Patients with abnormal vascular stiffness may be prone to COPD. Smoking is an important risk factor for the development of COPD but not all smokers develop the disease. Perhaps this reflects an abnormal, genetically determined response to cigarette smoke, which may also be related to stiffening of the vessels. This difference could be due to differential inflammation, a matrix metalloproteinase, accelerated vascular senescence, or a defect in the extracellular matrix of the vascular wall. However, the smoking habit was similar between the patients and control subjects in our study. Systemic susceptibility to elastin degradation and expression of matrix metalloproteinase increase in patients with COPD [20, 21]. Increased levels of MMP may cause increased arterial stiffness [22].

Study limitations

This study has several limitations.
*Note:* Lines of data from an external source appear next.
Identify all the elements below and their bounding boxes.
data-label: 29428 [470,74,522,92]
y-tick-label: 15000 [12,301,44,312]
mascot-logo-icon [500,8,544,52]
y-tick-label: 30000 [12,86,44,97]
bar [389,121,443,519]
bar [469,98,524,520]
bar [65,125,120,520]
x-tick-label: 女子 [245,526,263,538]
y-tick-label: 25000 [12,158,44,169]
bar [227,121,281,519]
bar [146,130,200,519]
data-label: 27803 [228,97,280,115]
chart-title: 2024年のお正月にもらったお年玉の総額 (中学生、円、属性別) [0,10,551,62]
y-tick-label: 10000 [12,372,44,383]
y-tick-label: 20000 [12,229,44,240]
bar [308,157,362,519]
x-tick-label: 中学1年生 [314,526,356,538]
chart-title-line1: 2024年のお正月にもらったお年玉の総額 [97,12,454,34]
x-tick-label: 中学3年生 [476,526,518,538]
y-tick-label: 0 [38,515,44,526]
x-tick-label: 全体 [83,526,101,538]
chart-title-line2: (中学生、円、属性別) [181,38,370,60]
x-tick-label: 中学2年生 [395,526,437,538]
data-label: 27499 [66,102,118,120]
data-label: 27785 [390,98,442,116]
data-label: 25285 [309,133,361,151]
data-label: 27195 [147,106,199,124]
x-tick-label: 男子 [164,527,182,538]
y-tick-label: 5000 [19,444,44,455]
First, the sample size of all groups especially patients with stage-IV COPD was small. The GOLD criteria include spirometric parameters but functional capacity, arterial oxygenation, duration of disease, medication, and cough scale are also important determinants of COPD. Laboratory examinations including high-sensitivity C-reactive protein, von Willebrand factor, blood gas analysis, and assessment of endothelial dysfunction may provide additional information.

Conclusion

Increased arterial stiffness assessed by CAVI is associated with the severity of COPD and is an important indicator of increased CVD in patients with COPD. Therefore, patients with severe and very severe obstructive findings in spirometry testing may be followed up closely for CVD.